Stem Cell Treatment Centers Receive FDA Warning for Not Following cGMP Procedures

January 14, 2016
Pharmaceutical Technology Editors

Three associated centers in California, New York, and Florida are cited for not following proper sterilization and validation procedures and for not having the appropriate licenses to manufacture a biological drug product.

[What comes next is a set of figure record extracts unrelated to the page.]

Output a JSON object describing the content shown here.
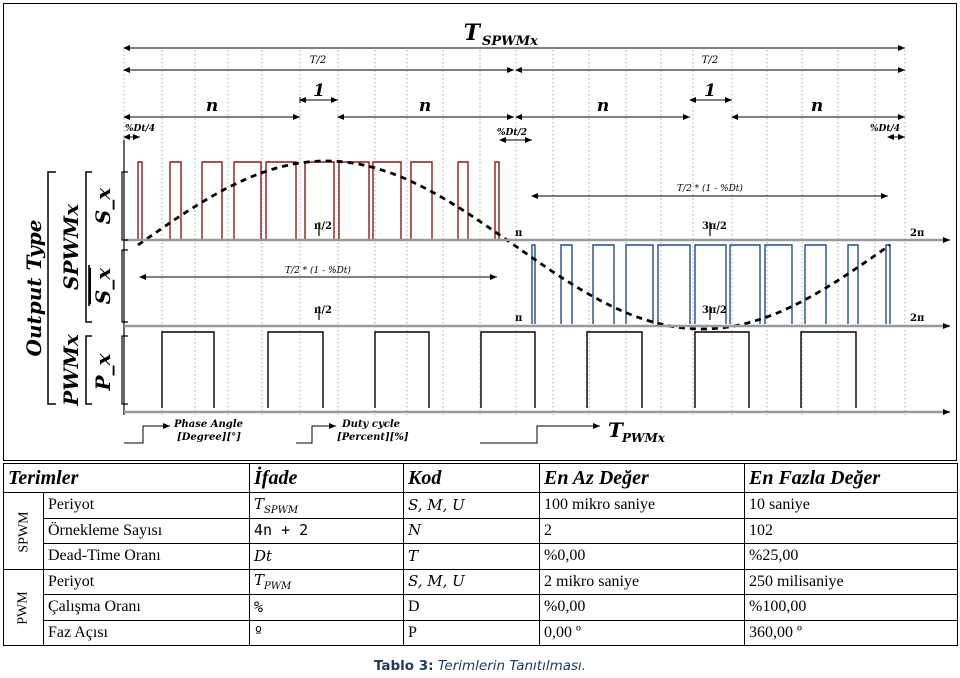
{
  "diagram": {
    "title_main": "T",
    "title_sub": "SPWMx",
    "half_period": "T/2",
    "n_label": "n",
    "one_label": "1",
    "dt_quarter": "%Dt/4",
    "dt_half": "%Dt/2",
    "t_dt_formula": "T/2 * (1 - %Dt)",
    "pi": "π",
    "pi_half": "π/2",
    "three_pi_half": "3π/2",
    "two_pi": "2π",
    "output_type": "Output Type",
    "spwmx": "SPWMx",
    "pwmx": "PWMx",
    "s_x": "S_x",
    "s_x_bar": "S_x",
    "p_x": "P_x",
    "phase_angle_1": "Phase Angle",
    "phase_angle_2": "[Degree][°]",
    "duty_cycle_1": "Duty cycle",
    "duty_cycle_2": "[Percent][%]",
    "tpwm_main": "T",
    "tpwm_sub": "PWMx",
    "colors": {
      "spwm_upper": "#8b1a1a",
      "spwm_lower": "#1f4e8c",
      "grid": "#888888"
    }
  },
  "table": {
    "headers": [
      "Terimler",
      "İfade",
      "Kod",
      "En Az Değer",
      "En Fazla Değer"
    ],
    "groups": [
      {
        "name": "SPWM",
        "rows": [
          {
            "term": "Periyot",
            "expr": "T",
            "expr_sub": "SPWM",
            "code": "S, M, U",
            "min": "100 mikro saniye",
            "max": "10 saniye"
          },
          {
            "term": "Örnekleme Sayısı",
            "expr": "4n + 2",
            "expr_sub": "",
            "code": "N",
            "min": "2",
            "max": "102"
          },
          {
            "term": "Dead-Time Oranı",
            "expr": "Dt",
            "expr_sub": "",
            "code": "T",
            "min": "%0,00",
            "max": "%25,00"
          }
        ]
      },
      {
        "name": "PWM",
        "rows": [
          {
            "term": "Periyot",
            "expr": "T",
            "expr_sub": "PWM",
            "code": "S, M, U",
            "min": "2 mikro saniye",
            "max": "250 milisaniye"
          },
          {
            "term": "Çalışma Oranı",
            "expr": "%",
            "expr_sub": "",
            "code": "D",
            "min": "%0,00",
            "max": "%100,00"
          },
          {
            "term": "Faz Açısı",
            "expr": "º",
            "expr_sub": "",
            "code": "P",
            "min": "0,00 º",
            "max": "360,00 º"
          }
        ]
      }
    ]
  },
  "caption": {
    "label": "Tablo 3:",
    "text": "Terimlerin Tanıtılması."
  }
}
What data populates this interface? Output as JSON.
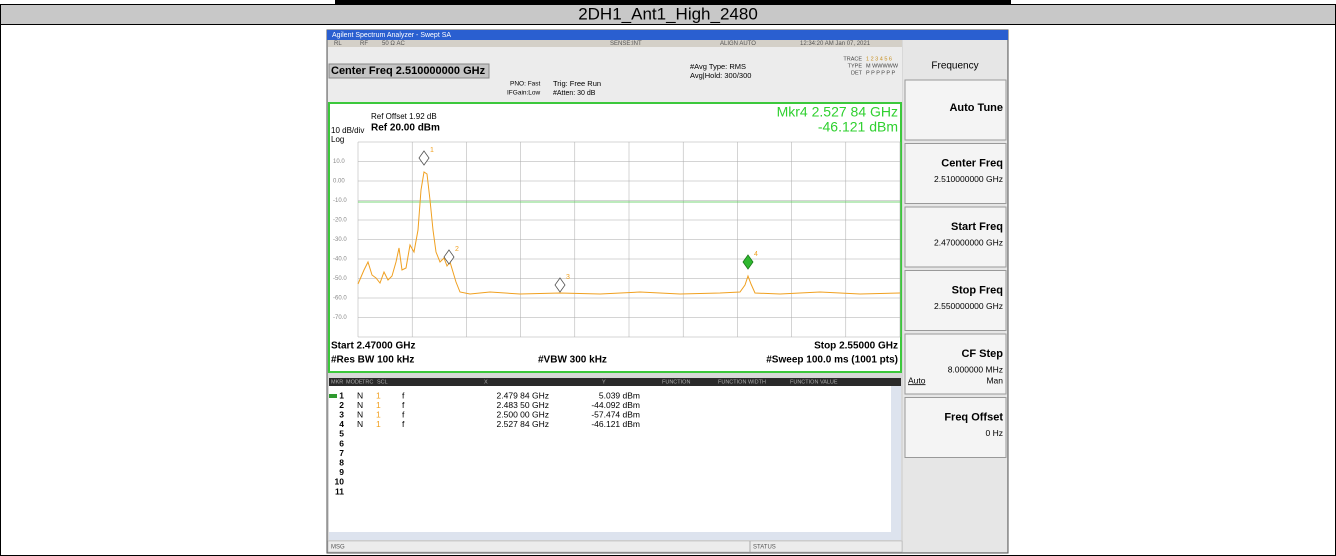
{
  "document": {
    "title": "2DH1_Ant1_High_2480"
  },
  "window": {
    "title": "Agilent Spectrum Analyzer - Swept SA"
  },
  "status_bar": [
    "RL",
    "RF",
    "50 Ω AC",
    "SENSE:INT",
    "ALIGN AUTO",
    "12:34:20 AM Jan 07, 2021"
  ],
  "header": {
    "center_freq": "Center Freq 2.510000000 GHz",
    "pno": "PNO: Fast",
    "ifgain": "IFGain:Low",
    "trig": "Trig: Free Run",
    "atten": "#Atten: 30 dB",
    "avg_type": "#Avg Type: RMS",
    "avg_hold": "Avg|Hold: 300/300",
    "trace": "TRACE",
    "trace_nums": "1 2 3 4 5 6",
    "type": "TYPE",
    "type_vals": "M WWWWW",
    "det": "DET",
    "det_vals": "P P P P P P"
  },
  "graph": {
    "ref_offset": "Ref Offset 1.92 dB",
    "ref_level": "Ref 20.00 dBm",
    "scale": "10 dB/div",
    "scale_type": "Log",
    "marker_readout": [
      "Mkr4 2.527 84 GHz",
      "-46.121 dBm"
    ],
    "y_labels": [
      "10.0",
      "0.00",
      "-10.0",
      "-20.0",
      "-30.0",
      "-40.0",
      "-50.0",
      "-60.0",
      "-70.0"
    ],
    "start": "Start 2.47000 GHz",
    "stop": "Stop 2.55000 GHz",
    "rbw": "#Res BW 100 kHz",
    "vbw": "#VBW 300 kHz",
    "sweep": "#Sweep 100.0 ms (1001 pts)"
  },
  "marker_table": {
    "columns": [
      "MKR",
      "MODE",
      "TRC",
      "SCL",
      "X",
      "Y",
      "FUNCTION",
      "FUNCTION WIDTH",
      "FUNCTION VALUE"
    ],
    "rows": [
      [
        "1",
        "N",
        "1",
        "f",
        "2.479 84 GHz",
        "5.039 dBm"
      ],
      [
        "2",
        "N",
        "1",
        "f",
        "2.483 50 GHz",
        "-44.092 dBm"
      ],
      [
        "3",
        "N",
        "1",
        "f",
        "2.500 00 GHz",
        "-57.474 dBm"
      ],
      [
        "4",
        "N",
        "1",
        "f",
        "2.527 84 GHz",
        "-46.121 dBm"
      ],
      [
        "5"
      ],
      [
        "6"
      ],
      [
        "7"
      ],
      [
        "8"
      ],
      [
        "9"
      ],
      [
        "10"
      ],
      [
        "11"
      ]
    ]
  },
  "footer": {
    "msg": "MSG",
    "status": "STATUS"
  },
  "softkeys": {
    "menu": "Frequency",
    "keys": [
      {
        "label": "Auto Tune"
      },
      {
        "label": "Center Freq",
        "value": "2.510000000 GHz"
      },
      {
        "label": "Start Freq",
        "value": "2.470000000 GHz"
      },
      {
        "label": "Stop Freq",
        "value": "2.550000000 GHz"
      },
      {
        "label": "CF Step",
        "value": "8.000000 MHz",
        "options": [
          "Auto",
          "Man"
        ]
      },
      {
        "label": "Freq Offset",
        "value": "0 Hz"
      }
    ]
  }
}
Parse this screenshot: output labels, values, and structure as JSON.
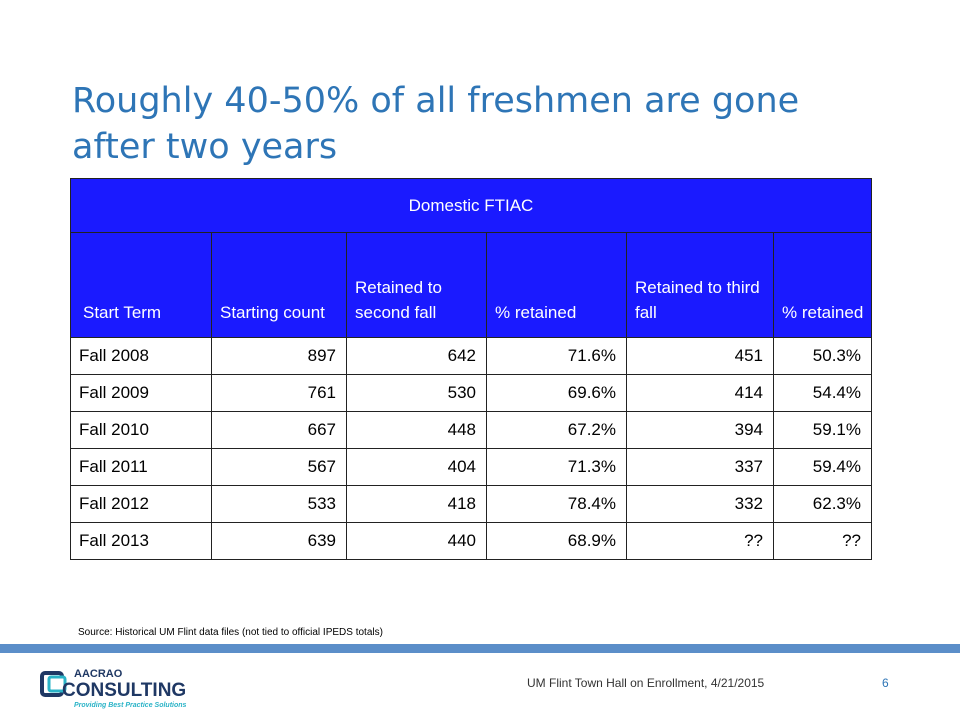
{
  "slide": {
    "title": "Roughly 40-50% of all freshmen are gone after two years",
    "source": "Source:  Historical UM Flint data files (not tied to official IPEDS totals)",
    "footer": "UM Flint Town Hall on Enrollment, 4/21/2015",
    "page_number": "6",
    "logo": {
      "name": "aacrao-consulting-logo",
      "line1": "AACRAO",
      "line2": "CONSULTING",
      "tagline": "Providing Best Practice Solutions"
    }
  },
  "table": {
    "banner": "Domestic FTIAC",
    "headers": [
      "Start Term",
      "Starting count",
      "Retained to second fall",
      "% retained",
      "Retained to third fall",
      "% retained"
    ],
    "rows": [
      [
        "Fall 2008",
        "897",
        "642",
        "71.6%",
        "451",
        "50.3%"
      ],
      [
        "Fall 2009",
        "761",
        "530",
        "69.6%",
        "414",
        "54.4%"
      ],
      [
        "Fall 2010",
        "667",
        "448",
        "67.2%",
        "394",
        "59.1%"
      ],
      [
        "Fall 2011",
        "567",
        "404",
        "71.3%",
        "337",
        "59.4%"
      ],
      [
        "Fall 2012",
        "533",
        "418",
        "78.4%",
        "332",
        "62.3%"
      ],
      [
        "Fall 2013",
        "639",
        "440",
        "68.9%",
        "??",
        "??"
      ]
    ]
  },
  "colors": {
    "title": "#2e75b6",
    "header_bg": "#1a1aff",
    "footer_bar": "#5b8ec9",
    "logo_navy": "#1f3864",
    "logo_teal": "#2ab3c7"
  }
}
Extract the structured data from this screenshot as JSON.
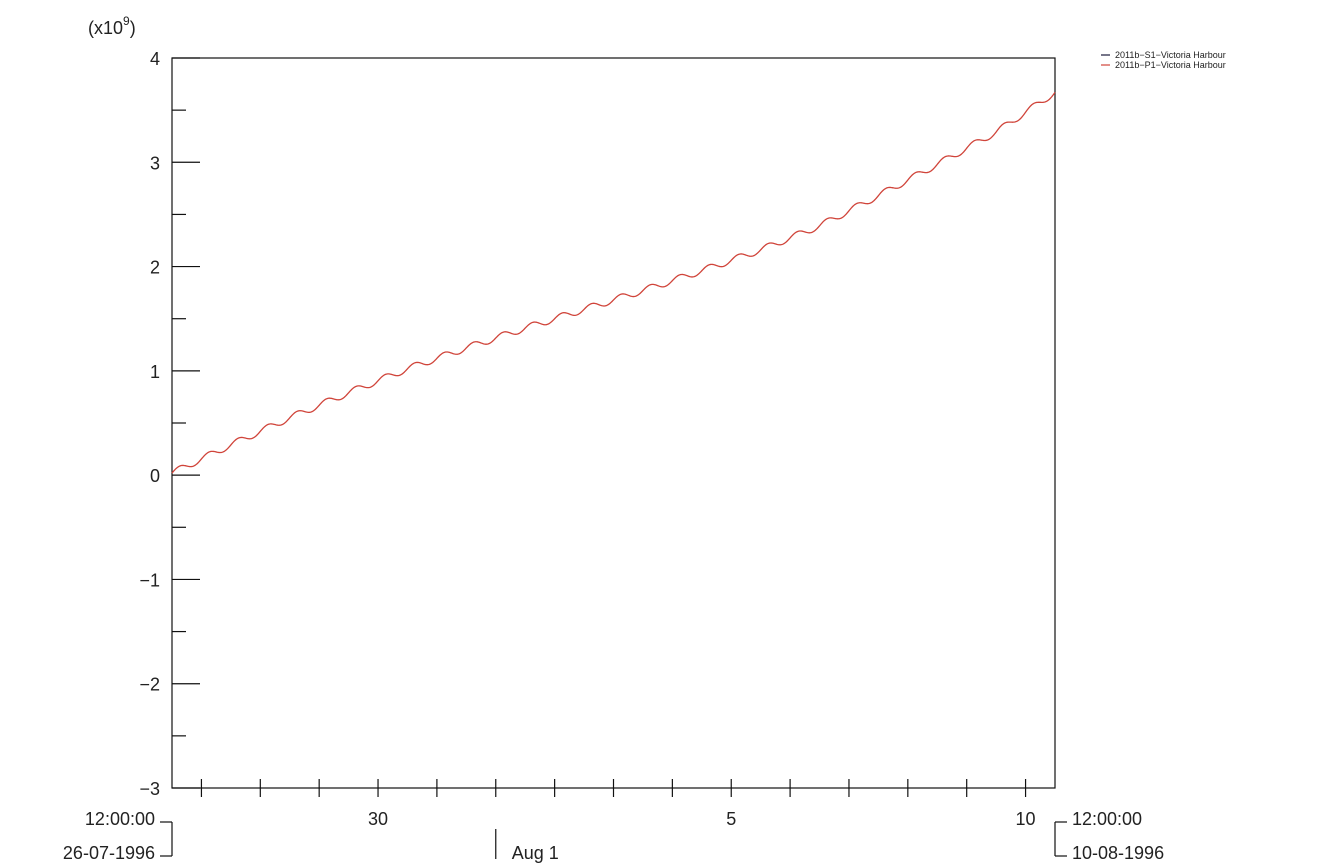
{
  "chart_data": {
    "type": "line",
    "title": "",
    "xlabel": "",
    "ylabel": "",
    "y_multiplier_label": "(x10",
    "y_multiplier_exp": "9",
    "y_multiplier_close": ")",
    "ylim": [
      -3,
      4
    ],
    "y_ticks": [
      -3,
      -2,
      -1,
      0,
      1,
      2,
      3,
      4
    ],
    "y_tick_labels": [
      "−3",
      "−2",
      "−1",
      "0",
      "1",
      "2",
      "3",
      "4"
    ],
    "xlim": [
      "1996-07-26 12:00",
      "1996-08-10 12:00"
    ],
    "x_minor_ticks": [
      "1996-07-27",
      "1996-07-28",
      "1996-07-29",
      "1996-07-30",
      "1996-07-31",
      "1996-08-01",
      "1996-08-02",
      "1996-08-03",
      "1996-08-04",
      "1996-08-05",
      "1996-08-06",
      "1996-08-07",
      "1996-08-08",
      "1996-08-09",
      "1996-08-10"
    ],
    "x_labels": [
      {
        "date": "1996-07-30",
        "label": "30"
      },
      {
        "date": "1996-08-05",
        "label": "5"
      },
      {
        "date": "1996-08-10",
        "label": "10"
      }
    ],
    "month_marker": {
      "date": "1996-08-01",
      "label": "Aug 1"
    },
    "start_time": "12:00:00",
    "start_date": "26-07-1996",
    "end_time": "12:00:00",
    "end_date": "10-08-1996",
    "grid": false,
    "legend_position": "top-right",
    "series": [
      {
        "name": "2011b−S1−Victoria Harbour",
        "color": "#1a1a3a",
        "x": [],
        "y": []
      },
      {
        "name": "2011b−P1−Victoria Harbour",
        "color": "#d0443a",
        "x": [
          "1996-07-26 12:00",
          "1996-07-27 12:00",
          "1996-07-28 12:00",
          "1996-07-29 12:00",
          "1996-07-30 12:00",
          "1996-07-31 12:00",
          "1996-08-01 12:00",
          "1996-08-02 12:00",
          "1996-08-03 12:00",
          "1996-08-04 12:00",
          "1996-08-05 12:00",
          "1996-08-06 12:00",
          "1996-08-07 12:00",
          "1996-08-08 12:00",
          "1996-08-09 12:00",
          "1996-08-10 12:00"
        ],
        "y": [
          0.02,
          0.29,
          0.55,
          0.79,
          1.02,
          1.22,
          1.41,
          1.59,
          1.77,
          1.96,
          2.16,
          2.39,
          2.68,
          2.98,
          3.29,
          3.67
        ]
      }
    ]
  }
}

Three stem-cell clinics across the United States received a warning from FDA on Dec. 30, 2015 for what the agency determined to be significant deviations from current good manufacturing practice (cGMP) and current good tissue practice (cGTP). The clinics, including the Irvine Stem Cell Treatment Center in Newport Beach, California; the Manhattan Regenerative Medicine Medical Group in New York, New York; and the Miami Stem Cell Center in Miami, Florida were found to be unlawfully producing stromal vascular fraction (SVF) stem-cell products from adipose tissue. The treatments were being prepared at the facility and administered for a variety of diseases, including Parkinson’s disease, cerebral palsy, pulmonary fibrosis, chronic obstructive pulmonary disease, multiple sclerosis, and amyotrophic lateral sclerosis. The treatments were administered intravenously, via intrathecal spinal injections, or by an oral or nasal nebulizer.

Because the fat cells were not used in a homologous manner, (i.e., to cover, connect, or cushion), FDA determined that the SVF was unlawfully being used as a biologic drug, without the proper licenses and in the absence of an investigational new drug (IND) application. Additionally, the processing of the tissue at the facilities was found to not meet required criteria, such as taking suitable measures (such as the validation of all aseptic and sterilization processes) to prevent microbiological contamination of drugs purported to be sterile.

Specifically, the workers at these facilities were found to be working in unvalidated areas without using sterile gowns or sanitized gloves. Workers not involved in the manufacturing process were allowed to enter and exit the manufacturing area, which could introduce contaminants. FDA found there were no quality control steps in place, and in general, the practices in the laboratories were “scientifically unsound.” Processing steps were not adequately documented, items in contact with the drug product (such as containers and closures) were not tested, machines were not calibrated, environmental conditions were not monitored, and products were not properly labeled with required messages, such as “For autologous use only” and “Not evaluated for infectious substances.”

Although the medical group closed its New York facility as of October 15, 2015, and provided a response to FDA with its intended corrective actions-including a disclaimer it added to its websites, claiming the group does not “utilize the addition of chemicals or enzymes to produce the SVF” and remains “consistent with all FDA Guidance relating to stem cell therapy”-FDA concluded the responses and actions were not supported by the appropriate documentation and did not prove that the procedures conducted at the facilities should be considered merely “minimal manipulations,” as the clinics attest. The clinics have 15 days following receipt of the warning letter to establish corrective actions and avoid seizure and/or injunction by the regulatory agency.